Background: The recent theory of blood–cerebrospinal fluid (CSF) barrier function and dysfunction connects molecular flux and CSF flow rate. A reduced CSF flow rate is sufficient to account for the observed hyperbolic relation between different blood-derived protein concentrations in CSF in cases of a blood–CSF barrier dysfunction. Methods: The dynamics of brain-derived proteins in CSF are investigated with reference to the CSF flow rate measured by CSF/serum albumin concentration quotient.
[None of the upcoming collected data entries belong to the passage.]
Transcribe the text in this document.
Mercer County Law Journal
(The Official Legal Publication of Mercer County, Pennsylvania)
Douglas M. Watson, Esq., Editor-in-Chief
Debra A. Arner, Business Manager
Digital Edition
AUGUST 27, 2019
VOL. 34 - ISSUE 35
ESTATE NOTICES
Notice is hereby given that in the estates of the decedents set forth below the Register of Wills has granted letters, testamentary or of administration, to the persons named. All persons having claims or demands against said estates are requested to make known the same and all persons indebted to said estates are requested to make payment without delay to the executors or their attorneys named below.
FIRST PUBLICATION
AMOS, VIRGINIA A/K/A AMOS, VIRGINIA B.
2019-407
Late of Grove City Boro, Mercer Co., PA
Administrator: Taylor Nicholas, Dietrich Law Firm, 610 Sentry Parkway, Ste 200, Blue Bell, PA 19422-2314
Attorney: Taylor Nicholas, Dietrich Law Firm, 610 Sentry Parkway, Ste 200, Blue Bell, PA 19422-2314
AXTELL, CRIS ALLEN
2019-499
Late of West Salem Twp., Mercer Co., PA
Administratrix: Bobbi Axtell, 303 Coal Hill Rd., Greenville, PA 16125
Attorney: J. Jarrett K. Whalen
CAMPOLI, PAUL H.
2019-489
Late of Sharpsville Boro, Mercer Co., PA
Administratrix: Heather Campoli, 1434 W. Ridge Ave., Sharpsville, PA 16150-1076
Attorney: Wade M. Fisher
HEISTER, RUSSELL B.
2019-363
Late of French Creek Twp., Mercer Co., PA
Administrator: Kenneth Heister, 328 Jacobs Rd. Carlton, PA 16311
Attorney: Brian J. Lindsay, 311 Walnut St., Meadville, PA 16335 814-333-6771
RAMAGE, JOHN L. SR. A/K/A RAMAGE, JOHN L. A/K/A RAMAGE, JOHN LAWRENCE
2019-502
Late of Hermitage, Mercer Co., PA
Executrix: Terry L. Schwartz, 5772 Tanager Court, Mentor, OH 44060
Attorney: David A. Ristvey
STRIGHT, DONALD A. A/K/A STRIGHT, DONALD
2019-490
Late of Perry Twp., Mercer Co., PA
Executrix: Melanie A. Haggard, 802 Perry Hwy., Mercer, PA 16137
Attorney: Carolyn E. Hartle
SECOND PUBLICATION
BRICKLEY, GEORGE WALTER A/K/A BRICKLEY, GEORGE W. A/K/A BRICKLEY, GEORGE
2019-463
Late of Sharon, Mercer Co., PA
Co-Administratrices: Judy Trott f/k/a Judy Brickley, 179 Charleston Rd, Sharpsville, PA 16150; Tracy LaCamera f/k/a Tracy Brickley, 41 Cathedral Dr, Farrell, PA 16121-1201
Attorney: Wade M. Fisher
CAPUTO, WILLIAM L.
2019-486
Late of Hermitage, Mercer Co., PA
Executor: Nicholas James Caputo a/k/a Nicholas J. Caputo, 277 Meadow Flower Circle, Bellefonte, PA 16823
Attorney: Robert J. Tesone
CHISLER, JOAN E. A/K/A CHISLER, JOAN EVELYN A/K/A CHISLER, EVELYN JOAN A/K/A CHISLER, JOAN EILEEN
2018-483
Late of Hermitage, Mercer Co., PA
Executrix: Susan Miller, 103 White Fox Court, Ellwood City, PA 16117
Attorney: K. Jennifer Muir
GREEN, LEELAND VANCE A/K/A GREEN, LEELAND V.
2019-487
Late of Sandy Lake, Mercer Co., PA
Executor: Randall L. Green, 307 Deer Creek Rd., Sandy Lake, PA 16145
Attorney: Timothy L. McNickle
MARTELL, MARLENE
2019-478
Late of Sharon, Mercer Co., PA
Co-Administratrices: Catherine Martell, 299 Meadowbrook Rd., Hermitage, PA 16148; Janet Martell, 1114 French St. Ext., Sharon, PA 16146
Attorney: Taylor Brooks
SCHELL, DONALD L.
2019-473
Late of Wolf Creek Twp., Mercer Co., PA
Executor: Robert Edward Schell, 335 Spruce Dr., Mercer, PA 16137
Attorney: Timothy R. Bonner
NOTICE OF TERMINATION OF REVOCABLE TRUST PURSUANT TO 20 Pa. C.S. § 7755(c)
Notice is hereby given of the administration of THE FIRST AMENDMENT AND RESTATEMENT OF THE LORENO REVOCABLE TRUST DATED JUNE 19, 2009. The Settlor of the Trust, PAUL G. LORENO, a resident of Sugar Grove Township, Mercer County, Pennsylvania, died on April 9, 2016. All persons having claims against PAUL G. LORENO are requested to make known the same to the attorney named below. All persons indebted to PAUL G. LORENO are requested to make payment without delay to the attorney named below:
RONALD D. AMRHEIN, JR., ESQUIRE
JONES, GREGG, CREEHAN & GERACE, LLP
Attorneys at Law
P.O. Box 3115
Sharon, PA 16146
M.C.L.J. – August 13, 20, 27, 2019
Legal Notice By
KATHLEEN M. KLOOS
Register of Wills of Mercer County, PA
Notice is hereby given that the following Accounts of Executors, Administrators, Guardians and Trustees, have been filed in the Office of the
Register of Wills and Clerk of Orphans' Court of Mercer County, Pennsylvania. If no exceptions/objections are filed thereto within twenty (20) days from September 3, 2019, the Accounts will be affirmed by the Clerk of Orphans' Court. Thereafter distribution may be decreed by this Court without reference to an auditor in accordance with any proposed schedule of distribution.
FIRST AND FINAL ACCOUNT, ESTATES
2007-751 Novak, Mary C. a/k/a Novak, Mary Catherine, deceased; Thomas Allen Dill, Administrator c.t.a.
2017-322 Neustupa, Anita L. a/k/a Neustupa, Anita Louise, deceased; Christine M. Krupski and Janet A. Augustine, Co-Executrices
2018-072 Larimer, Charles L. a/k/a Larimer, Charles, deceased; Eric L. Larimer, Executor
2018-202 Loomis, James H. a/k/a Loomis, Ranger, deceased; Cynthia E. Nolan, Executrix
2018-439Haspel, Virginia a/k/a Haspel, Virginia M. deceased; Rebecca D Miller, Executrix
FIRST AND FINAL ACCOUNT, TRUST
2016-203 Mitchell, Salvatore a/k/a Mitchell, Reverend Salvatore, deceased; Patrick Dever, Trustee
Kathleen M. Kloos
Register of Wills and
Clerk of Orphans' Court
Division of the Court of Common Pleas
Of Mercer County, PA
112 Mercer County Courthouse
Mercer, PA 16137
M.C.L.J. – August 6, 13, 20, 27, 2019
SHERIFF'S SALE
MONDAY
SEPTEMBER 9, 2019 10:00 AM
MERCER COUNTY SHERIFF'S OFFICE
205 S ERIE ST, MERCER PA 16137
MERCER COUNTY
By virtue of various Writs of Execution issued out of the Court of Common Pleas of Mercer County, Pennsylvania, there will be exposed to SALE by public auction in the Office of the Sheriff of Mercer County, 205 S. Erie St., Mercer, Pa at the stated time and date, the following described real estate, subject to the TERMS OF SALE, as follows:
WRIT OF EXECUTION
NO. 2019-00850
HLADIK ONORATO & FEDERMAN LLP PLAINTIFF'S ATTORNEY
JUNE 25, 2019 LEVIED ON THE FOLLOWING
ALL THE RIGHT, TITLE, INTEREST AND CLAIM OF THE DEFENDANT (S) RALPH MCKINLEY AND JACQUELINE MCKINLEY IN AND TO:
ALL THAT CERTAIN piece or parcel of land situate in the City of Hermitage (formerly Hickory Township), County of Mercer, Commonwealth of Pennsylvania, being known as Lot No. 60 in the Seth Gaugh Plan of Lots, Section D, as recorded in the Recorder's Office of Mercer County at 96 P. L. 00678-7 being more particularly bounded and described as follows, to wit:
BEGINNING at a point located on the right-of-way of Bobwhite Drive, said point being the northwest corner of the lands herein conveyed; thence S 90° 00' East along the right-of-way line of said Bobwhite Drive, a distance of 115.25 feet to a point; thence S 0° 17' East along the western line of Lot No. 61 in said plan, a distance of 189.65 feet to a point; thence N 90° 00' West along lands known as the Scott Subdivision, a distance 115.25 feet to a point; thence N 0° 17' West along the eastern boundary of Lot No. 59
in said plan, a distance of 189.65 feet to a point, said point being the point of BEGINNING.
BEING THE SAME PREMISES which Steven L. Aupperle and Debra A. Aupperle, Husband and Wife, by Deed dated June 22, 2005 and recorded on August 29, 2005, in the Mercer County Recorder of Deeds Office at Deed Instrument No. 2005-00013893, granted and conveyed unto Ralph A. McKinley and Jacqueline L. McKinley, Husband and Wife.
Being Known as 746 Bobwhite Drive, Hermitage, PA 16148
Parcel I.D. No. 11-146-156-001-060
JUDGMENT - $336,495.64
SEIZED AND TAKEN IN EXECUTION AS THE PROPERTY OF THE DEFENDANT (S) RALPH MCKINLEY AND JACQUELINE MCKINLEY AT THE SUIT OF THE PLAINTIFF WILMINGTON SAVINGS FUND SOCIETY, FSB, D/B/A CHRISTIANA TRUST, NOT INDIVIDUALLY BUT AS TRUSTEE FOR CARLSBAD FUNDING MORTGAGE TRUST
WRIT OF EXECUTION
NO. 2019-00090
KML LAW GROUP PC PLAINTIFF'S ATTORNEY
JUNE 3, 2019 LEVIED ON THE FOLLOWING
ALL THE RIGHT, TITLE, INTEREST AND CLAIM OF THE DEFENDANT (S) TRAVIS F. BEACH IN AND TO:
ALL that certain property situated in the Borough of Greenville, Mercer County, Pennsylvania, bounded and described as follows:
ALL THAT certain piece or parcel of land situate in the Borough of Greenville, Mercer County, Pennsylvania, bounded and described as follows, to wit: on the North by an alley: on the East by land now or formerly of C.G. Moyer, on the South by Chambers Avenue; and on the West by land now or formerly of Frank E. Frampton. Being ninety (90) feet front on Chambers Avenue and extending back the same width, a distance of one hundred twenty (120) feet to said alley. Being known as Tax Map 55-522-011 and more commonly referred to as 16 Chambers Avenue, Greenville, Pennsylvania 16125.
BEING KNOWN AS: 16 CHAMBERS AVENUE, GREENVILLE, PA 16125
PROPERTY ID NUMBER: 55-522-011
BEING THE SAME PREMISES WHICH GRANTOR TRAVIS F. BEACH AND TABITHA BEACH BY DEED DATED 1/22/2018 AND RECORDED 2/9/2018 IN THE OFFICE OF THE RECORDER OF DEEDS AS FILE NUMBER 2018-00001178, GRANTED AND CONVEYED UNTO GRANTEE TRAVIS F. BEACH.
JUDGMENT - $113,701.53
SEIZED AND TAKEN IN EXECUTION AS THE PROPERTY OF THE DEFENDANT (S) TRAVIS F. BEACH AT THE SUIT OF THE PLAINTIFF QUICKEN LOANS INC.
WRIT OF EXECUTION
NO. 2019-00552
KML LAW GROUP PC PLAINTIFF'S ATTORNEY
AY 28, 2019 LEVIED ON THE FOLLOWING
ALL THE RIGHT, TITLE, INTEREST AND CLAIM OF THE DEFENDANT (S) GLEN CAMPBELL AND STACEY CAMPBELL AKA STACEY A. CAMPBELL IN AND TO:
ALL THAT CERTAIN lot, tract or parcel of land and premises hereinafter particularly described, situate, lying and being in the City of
Results: Proteins from neurons or glial cells, tau protein, neuron-specific enolase, S-100 protein, all enter CSF primarily in the ventricular and cisternal space. Their concentration between normal ventricular and lumbar CSF is decreasing (in contrast to blood-derived proteins), and in the case of pathologically decreasing CSF flow rate, the concentration in lumbar CSF remains invariantly constant. Concentrations of the primarily leptomeningeal proteins, β-trace protein and cystatin C, increase between normal ventricular and lumbar CSF, and in the case of pathologically decreased CSF flow rate they increase linearly in lumbar CSF (concentrations of blood-derived proteins increase non-linearly). Conclusions: A satisfactory physiological explanation can now be given for the dynamics of proteins in CSF consisting of both brain- and blood-derived fractions (transthyretin, soluble intercellular adhesion molecule (s-ICAM)), as well as the disputed decrease of leptomeningeal protein concentrations (β-trace protein, cystatin C) in cases of bacterial meningitis is also explained. The biophysical treatment of dynamics in the ventricular and lumbar CSF extends the new theory and shows that CSF flow rate is the most relevant parameter for understanding the pathological changes of both blood- and brain-derived proteins in CSF. The impact on diagnosis of neuro-degenerative diseases is discussed.